7. Planning Your Email Marketing Strategy
Plan your emails in advance, rather than trying to create and send them in a hurry on the day they should go.
Planning in advance gives you time to think about great ideas for your newsletters.
You can then get them written in draft form, and have them scheduled ready to be sent out on specific days over the course of the coming days/weeks/months.
Pre-planning newsletters means they go out on time, regularly, with great subject lines and interesting and varied content in them.
If you leave your Newsletter writing until the last minute, you’re going to find it harder to come up with great ideas for them.
Your newsletters are like any other content you post.
They need to drop in people’s mailboxes regularly to keep YOU in their minds.
Have a spreadsheet or a planner where you can keep a note of all the ideas you come up with for emails you can send to your list.
Use that spreadsheet or planner to map out when you will send each email, what the subject line and content of the email will be, what call to action you will have inside each email.
Prep your emails in advance, schedule them to go out, make a note on your spreadsheet or planner when the email is due to be sent.
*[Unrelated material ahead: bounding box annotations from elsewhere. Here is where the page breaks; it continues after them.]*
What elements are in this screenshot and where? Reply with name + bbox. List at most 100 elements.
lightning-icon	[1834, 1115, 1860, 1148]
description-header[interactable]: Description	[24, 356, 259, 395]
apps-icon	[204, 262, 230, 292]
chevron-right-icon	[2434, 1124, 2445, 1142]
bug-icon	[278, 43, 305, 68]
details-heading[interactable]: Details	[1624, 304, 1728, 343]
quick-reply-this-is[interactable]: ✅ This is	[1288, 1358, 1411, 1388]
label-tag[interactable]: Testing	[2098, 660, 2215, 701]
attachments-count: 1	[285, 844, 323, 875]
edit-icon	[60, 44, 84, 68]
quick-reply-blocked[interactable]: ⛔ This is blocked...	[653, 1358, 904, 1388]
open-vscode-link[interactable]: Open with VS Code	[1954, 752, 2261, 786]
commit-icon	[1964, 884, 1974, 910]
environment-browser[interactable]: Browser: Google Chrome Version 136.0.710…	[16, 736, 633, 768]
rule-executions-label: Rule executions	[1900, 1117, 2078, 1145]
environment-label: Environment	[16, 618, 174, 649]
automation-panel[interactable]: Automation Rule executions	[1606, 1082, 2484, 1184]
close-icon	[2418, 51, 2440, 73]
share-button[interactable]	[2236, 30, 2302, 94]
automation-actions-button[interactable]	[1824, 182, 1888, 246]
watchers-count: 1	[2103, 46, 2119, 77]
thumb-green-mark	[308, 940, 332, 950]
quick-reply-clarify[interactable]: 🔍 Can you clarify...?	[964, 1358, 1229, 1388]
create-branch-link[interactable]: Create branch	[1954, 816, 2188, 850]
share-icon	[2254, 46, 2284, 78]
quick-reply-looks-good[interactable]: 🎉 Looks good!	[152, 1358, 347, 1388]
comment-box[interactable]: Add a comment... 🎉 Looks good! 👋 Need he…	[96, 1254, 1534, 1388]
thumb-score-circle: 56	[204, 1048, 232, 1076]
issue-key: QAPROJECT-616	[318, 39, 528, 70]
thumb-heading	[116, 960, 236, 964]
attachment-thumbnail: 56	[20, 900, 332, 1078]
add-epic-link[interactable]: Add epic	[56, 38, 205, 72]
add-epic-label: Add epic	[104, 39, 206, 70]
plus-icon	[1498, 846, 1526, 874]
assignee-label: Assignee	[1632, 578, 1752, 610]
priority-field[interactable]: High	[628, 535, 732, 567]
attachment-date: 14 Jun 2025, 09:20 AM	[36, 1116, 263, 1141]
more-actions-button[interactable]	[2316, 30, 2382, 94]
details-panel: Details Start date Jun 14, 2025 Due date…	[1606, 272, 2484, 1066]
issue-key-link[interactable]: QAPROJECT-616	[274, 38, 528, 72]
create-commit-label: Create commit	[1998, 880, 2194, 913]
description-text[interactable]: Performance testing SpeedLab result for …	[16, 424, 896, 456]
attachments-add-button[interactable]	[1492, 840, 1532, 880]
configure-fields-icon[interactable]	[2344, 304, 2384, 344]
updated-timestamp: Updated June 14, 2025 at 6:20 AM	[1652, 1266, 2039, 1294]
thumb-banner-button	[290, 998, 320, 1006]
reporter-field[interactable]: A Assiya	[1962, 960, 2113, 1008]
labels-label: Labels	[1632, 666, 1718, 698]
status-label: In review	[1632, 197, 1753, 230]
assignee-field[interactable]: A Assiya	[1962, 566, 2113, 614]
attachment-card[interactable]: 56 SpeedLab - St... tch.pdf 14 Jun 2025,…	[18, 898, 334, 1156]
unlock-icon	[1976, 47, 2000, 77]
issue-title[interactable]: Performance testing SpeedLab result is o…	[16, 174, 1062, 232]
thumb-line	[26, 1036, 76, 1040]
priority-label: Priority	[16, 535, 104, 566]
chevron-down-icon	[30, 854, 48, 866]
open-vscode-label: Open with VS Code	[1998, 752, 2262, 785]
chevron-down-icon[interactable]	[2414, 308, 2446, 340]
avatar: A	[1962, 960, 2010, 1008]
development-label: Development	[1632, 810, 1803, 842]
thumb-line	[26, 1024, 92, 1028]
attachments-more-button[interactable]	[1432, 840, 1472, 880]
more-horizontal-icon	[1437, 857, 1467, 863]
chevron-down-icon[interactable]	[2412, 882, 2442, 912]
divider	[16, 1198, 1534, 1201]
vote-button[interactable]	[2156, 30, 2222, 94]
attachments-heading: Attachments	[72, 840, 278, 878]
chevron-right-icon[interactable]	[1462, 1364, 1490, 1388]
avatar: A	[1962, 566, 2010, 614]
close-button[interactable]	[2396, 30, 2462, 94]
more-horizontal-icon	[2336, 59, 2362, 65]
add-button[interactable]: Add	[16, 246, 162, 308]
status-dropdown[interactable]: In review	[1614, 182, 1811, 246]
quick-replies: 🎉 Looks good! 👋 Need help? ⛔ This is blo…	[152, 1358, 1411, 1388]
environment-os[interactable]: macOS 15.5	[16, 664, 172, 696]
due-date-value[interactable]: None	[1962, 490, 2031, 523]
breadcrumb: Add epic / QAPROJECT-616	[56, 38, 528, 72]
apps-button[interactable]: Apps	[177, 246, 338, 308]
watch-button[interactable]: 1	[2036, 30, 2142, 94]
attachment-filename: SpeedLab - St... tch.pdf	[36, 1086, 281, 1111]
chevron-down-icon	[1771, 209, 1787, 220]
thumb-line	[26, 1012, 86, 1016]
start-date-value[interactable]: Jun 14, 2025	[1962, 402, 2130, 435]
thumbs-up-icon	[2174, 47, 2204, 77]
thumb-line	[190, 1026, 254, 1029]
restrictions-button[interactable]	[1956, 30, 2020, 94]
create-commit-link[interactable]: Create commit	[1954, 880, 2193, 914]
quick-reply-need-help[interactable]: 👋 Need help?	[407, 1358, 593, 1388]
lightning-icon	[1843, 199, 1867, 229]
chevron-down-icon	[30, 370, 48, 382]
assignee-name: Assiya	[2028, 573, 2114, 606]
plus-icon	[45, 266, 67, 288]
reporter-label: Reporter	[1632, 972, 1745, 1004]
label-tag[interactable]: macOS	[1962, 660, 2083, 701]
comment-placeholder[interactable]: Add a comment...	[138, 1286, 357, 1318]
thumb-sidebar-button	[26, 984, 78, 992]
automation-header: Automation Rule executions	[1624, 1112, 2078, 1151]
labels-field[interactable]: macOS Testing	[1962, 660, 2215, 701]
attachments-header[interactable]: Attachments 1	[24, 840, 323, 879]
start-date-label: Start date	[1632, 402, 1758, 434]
Staying organised and ahead of the game with your email marketing strategy will help you enormously. It will stop email marketing feeling like a burden.
Conclusion
When you engage regularly with the people on your list.
When you send great emails your subscribers want to open and read. Your subscribers will stick around.
They’ll also be much more likely to buy from you not just once, but time and time again.
Get your mailing list set up.
Drive traffic to that list.
And when you have ANYONE on your list, start sending regular newsletters out to those subscribers, to turn them in to your long term, loyal tribe.
When you do this.
Your list will become the most valuable asset you own in your business.